Artist’s depiction of Proxima Centauri b (Proxima b), an exoplanet in the inhabitable zone of the star Proxima Centauri, theoretically reachable using photonic propulsion.  

Besides photonic propulsion, other models are in the works. One that has gotten a lot of press lately, the EM Drive, is an electromagnetic acceleration system whose initial test was successful. Yet, no one quite understands how it works. Another is an antimatter rocket, proposed by Positron Dynamics CEO Ryan Weed. Weed, speaking with Wired last year, said such a rocket could “loop the Earth in three seconds.” We could also reach Mars in weeks’ time, rather than months.

This system uses positrons and electrons. When they interact, it causes propulsion at a velocity of 72 million mph (approx. 116 mil. kmh), the CEO said. Meanwhile, NASA’s current ion thrusters have a top speed of just 200,000 mph (approx. 322,000 kmh). The cost however is prohibitive, about £12,500 per kilogram (approx. $15,000 per 2.2 lbs.).

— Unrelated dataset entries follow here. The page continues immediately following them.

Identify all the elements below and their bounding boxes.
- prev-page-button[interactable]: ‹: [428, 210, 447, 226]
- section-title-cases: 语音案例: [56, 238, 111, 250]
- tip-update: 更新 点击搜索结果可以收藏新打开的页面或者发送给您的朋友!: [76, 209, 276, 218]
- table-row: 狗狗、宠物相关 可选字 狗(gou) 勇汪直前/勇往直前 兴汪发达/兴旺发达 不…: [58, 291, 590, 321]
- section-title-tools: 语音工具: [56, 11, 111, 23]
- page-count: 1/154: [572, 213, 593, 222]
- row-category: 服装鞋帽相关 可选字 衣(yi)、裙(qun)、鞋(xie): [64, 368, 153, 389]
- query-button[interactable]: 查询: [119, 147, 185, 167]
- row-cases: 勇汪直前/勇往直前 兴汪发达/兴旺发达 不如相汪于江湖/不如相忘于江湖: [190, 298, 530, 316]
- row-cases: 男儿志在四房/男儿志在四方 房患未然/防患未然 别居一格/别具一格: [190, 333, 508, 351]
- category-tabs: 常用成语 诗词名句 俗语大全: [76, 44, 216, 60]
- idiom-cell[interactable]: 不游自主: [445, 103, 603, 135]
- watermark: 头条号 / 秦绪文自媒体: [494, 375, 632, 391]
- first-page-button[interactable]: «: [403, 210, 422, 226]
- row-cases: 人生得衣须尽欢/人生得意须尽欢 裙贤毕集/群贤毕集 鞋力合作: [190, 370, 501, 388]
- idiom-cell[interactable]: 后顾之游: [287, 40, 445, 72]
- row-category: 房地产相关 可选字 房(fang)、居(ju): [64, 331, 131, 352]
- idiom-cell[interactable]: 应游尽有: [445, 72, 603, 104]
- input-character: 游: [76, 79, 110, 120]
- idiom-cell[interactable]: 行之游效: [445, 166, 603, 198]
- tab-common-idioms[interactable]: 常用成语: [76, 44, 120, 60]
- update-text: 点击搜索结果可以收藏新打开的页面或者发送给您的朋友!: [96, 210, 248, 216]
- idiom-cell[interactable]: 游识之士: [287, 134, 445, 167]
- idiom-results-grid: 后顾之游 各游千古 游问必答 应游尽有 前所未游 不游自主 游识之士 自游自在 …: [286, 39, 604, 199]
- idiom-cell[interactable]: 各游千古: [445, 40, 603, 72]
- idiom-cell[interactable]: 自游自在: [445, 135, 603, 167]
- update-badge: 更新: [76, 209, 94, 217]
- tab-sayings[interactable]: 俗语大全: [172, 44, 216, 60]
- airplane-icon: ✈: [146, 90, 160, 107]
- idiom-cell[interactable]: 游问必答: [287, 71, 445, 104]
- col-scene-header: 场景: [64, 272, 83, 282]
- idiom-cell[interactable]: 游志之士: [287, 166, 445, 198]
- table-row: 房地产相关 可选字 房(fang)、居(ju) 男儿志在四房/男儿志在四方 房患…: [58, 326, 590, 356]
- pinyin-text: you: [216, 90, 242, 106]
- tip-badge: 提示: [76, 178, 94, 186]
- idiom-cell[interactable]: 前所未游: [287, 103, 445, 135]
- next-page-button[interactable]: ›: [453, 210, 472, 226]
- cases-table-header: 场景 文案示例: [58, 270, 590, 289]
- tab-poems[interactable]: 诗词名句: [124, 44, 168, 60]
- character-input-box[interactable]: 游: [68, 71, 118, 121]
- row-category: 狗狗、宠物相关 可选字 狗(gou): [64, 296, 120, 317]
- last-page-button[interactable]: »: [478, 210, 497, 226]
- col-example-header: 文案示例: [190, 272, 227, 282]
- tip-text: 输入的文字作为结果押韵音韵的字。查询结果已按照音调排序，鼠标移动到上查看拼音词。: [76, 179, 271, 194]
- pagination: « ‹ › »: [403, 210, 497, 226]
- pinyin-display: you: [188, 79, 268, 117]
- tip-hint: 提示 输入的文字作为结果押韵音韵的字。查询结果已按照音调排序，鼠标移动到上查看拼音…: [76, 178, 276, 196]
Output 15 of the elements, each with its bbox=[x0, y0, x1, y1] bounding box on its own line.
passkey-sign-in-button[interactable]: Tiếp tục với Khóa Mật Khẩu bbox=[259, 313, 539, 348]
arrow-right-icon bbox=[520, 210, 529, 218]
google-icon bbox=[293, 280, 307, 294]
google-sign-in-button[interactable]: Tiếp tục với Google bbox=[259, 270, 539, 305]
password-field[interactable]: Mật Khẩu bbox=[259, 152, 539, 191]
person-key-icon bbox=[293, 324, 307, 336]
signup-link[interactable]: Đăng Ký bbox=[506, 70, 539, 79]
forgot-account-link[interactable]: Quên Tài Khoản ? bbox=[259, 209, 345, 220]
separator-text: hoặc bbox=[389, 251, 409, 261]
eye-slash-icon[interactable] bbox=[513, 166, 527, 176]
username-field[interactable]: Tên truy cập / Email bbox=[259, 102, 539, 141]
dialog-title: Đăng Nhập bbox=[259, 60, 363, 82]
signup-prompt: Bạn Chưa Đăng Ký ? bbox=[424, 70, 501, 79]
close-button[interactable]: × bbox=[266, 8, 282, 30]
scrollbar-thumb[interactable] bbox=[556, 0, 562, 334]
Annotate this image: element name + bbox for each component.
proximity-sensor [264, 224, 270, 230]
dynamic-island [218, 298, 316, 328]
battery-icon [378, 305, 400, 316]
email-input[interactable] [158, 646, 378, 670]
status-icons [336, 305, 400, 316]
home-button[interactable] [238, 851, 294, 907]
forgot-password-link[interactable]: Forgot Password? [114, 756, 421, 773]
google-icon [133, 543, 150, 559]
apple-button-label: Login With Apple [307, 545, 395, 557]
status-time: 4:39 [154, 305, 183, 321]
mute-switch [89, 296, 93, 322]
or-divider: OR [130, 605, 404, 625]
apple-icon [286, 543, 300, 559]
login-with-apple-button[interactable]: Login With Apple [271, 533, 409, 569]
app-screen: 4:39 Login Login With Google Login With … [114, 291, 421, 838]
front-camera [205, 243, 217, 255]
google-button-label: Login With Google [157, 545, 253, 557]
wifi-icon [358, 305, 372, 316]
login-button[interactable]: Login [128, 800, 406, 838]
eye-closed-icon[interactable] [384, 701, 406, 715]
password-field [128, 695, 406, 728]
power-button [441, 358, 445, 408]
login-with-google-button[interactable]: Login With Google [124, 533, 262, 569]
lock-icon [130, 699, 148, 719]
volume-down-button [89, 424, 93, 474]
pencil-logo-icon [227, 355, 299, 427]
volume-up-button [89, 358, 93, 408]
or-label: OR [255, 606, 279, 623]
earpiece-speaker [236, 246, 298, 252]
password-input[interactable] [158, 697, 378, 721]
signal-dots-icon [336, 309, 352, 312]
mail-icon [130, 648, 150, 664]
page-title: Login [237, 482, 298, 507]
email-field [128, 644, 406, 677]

We understand photonic propulsion, at least theoretically. And it isn’t so expensive, although it may require a ring of superconducting magnets, like those used in a Large Hadron Collider. Those aren’t cheap. Even so, Lubin’s plan can be developed in a cost-effective manner. So as it stands now, laser-based solar sails are likely to provide humanity’s next evolutionary step, exploring more our solar system, nearby exoplanets and in decades and centuries to come, more of our Milky Way.